Fotoğraf: Emin Mengüarslan/AA

Paylaş

Fırat TURGUT

Yürümek için güç aldığı bastonunu yere vurduğu zaman çıkan sesler arasındaki uzunca zaman, adamın ne kadar yaşlı olduğunu anlatmaya yetiyor. İnsan görmeden anlıyor ki iki “tak” arasındaki zamanda yaşlı adam vücudunu ömrünün sonuna gelmiş bir kaplumbağa misali birkaç santimetre daha ileri atmaya çalışıyor. Hızı, ortalama bir insanın hızının 4’te 1’i kadar... Yavaşlığıyla zamanını aldığı çevresindeki insanlar ise yaşlı adamın durumundan hiç şikayetçi değiller. Zira herkes, normal şartlarda evinde oturması ya da yatması gereken bu adamın bastonundan çıkan sesin sadece bir “tak”tan ibaret olmadığını biliyor. Zira herkes biliyor ki bastondan çıkan bu sesin altında kocaman bir adalet talebi yatıyor.

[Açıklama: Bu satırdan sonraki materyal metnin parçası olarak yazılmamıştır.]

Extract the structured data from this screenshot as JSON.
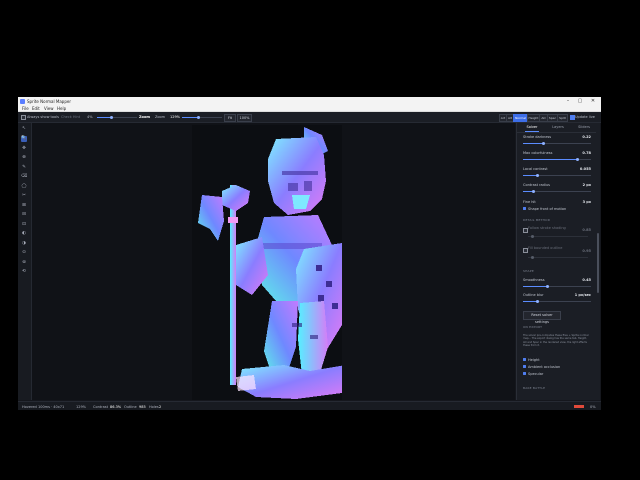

301 işçinin yaşamını yitirdiği Soma Katliamı’na ilişkin davanın müdavimlerinden biri Bayram Şahin. Ailelerin adalet nöbeti tuttukları duruşma salonunun yanına astıkları 301 işçinin fotoğraflarından birini gösteriyor uzaktan. Ağzında diş kalmamış bu adamın söyledikleri zor da olsa anlaşılıyor: “Aha oradaki benim çocuğum. Ali Şahin’in babasıyım ben.”

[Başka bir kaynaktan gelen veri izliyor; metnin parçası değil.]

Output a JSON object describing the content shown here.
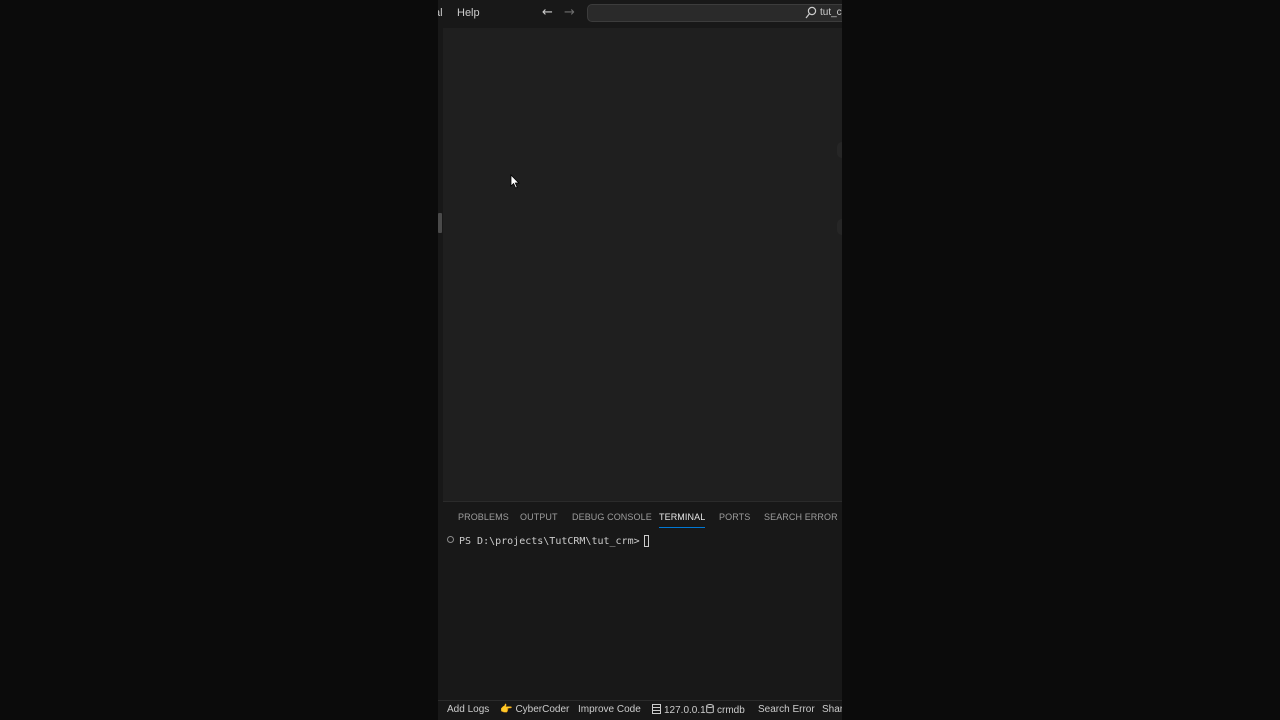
{
  "titlebar": {
    "menu_terminal": "al",
    "menu_help": "Help",
    "back_icon": "←",
    "forward_icon": "→",
    "command_center_text": "tut_cr"
  },
  "panel": {
    "tabs": [
      {
        "label": "PROBLEMS",
        "active": false
      },
      {
        "label": "OUTPUT",
        "active": false
      },
      {
        "label": "DEBUG CONSOLE",
        "active": false
      },
      {
        "label": "TERMINAL",
        "active": true
      },
      {
        "label": "PORTS",
        "active": false
      },
      {
        "label": "SEARCH ERROR",
        "active": false
      }
    ],
    "terminal_prompt": "PS D:\\projects\\TutCRM\\tut_crm>"
  },
  "statusbar": {
    "add_logs": "Add Logs",
    "cybercoder_icon": "👉",
    "cybercoder": "CyberCoder",
    "improve_code": "Improve Code",
    "host": "127.0.0.1",
    "database": "crmdb",
    "search_error": "Search Error",
    "share": "Shar"
  },
  "colors": {
    "accent": "#0078d4",
    "editor_bg": "#1f1f1f",
    "chrome_bg": "#181818"
  }
}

Nöbet tuttukları süre boyunca gençler ve orta yaşlılar yapacak bir şey bulu-yor. Kimisi içinde bulundukları durumu yaymaya çalışıyor sosyal medyadan, kimisi gazetecilerin sorularını yanıtlıyor. Sohbet eden anneler çocuklarının ne kadar güzel olduklarını anlatıyor kimse görmemiş gibi, ne kadar iyi olduklarını anlatıyor kimse tanımıyormuş gibi... Yaşlı adam ise yanından ayırmadığı bastonuyla sadece bekliyor.

Daha iki gün var davadan karar çıkmasına... Öğle vakti yemek dağıtılıyor, yaşlı adam herkesten geç bitiriyor yemeğini. Sonra akşama kadar bekliyor. Akşam yemek dağıtılıyor, yine aynı... Gün boyunca yerinden birkaç kez kalkıyor tuvalete gitmek için. O da büyük bir zamanını alıyor zaten. Yarına dinç olmak için uyuması gerekiyor. Çevredeki insanların getirdiği minderlerden birini duruşma salonunun bahçesine bir yere seriyor. Bastonunu da yanına alıyor. Belki oğlunu düşünerek derin bir uykuya dalıyor.

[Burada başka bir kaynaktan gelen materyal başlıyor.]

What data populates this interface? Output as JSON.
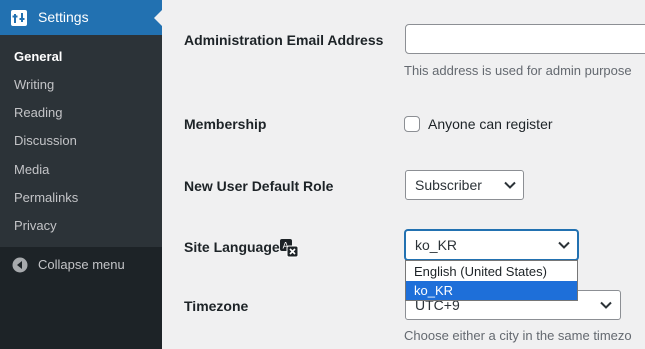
{
  "sidebar": {
    "menu_title": "Settings",
    "items": [
      {
        "label": "General",
        "current": true
      },
      {
        "label": "Writing"
      },
      {
        "label": "Reading"
      },
      {
        "label": "Discussion"
      },
      {
        "label": "Media"
      },
      {
        "label": "Permalinks"
      },
      {
        "label": "Privacy"
      }
    ],
    "collapse_label": "Collapse menu"
  },
  "form": {
    "admin_email": {
      "label": "Administration Email Address",
      "value": "",
      "description": "This address is used for admin purpose"
    },
    "membership": {
      "label": "Membership",
      "checkbox_label": "Anyone can register",
      "checked": false
    },
    "default_role": {
      "label": "New User Default Role",
      "selected": "Subscriber"
    },
    "site_language": {
      "label": "Site Language",
      "selected": "ko_KR",
      "options": [
        "English (United States)",
        "ko_KR"
      ],
      "highlighted": "ko_KR"
    },
    "timezone": {
      "label": "Timezone",
      "selected": "UTC+9",
      "description": "Choose either a city in the same timezo"
    }
  },
  "colors": {
    "accent": "#2271b1",
    "sidebar_bg": "#1d2327",
    "submenu_bg": "#2c3338",
    "option_highlight": "#1e6fd9"
  }
}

Sabah erkenden kalkıyor, ailelerin hazırladığı kahvaltı için bir masaya oturuyor. Çevresine muhtaç bir şekilde yaşayan bu adamın güçsüzlükten uzanamadığı ekmeği, başkaları onun önüne getiriyor. Doyup doymadığı da bilinmez bir şekilde kalkıyor masadan ve yine bekliyor. Arada madenci çocuklarının ağzından çıkan sözleri bir çocuk için çok zekice bulduğundan gülümsüyor, çocukların başlarını okşuyor. Çay getiriyorlar içiyor, yemek getiriyorlar yiyor. Sonra yine bekliyor... İkinci geceyi de aynı şekilde geçirdikten sonra sabah ağır ağır adımlarla dışarı çıkıyor. Polisler tarafından kurulan arama noktalarını geçtikten sonra duruşma salonuna giriyor ve boş bir koltuğa kuruluyor.

Sanık sandalyesine getirilen jilet gibi giyinmiş patron tam olarak filmlerdeki kötü fabrikatörleri andırıyor. Yargıç kararını açıkladığında yaşlı adamın sesi çıkmıyor. İstese de çıkmıyor. Gözlerinden akan yaşların bir kısmı yüzündeki kırışıklıkların yarattığı şekiller nedeniyle kulaklarına varıyor. Sesi çıkanlara destek vermek istiyor yaşlı adam ama onun sesi çıkmıyor. Tüm gücünü topluyor adam, elindeki bastonu ortasından tutuyor ve yukarı kaldırıyor. Tüm gücüyle indiriyor yere. Bir kez daha, bir kez daha...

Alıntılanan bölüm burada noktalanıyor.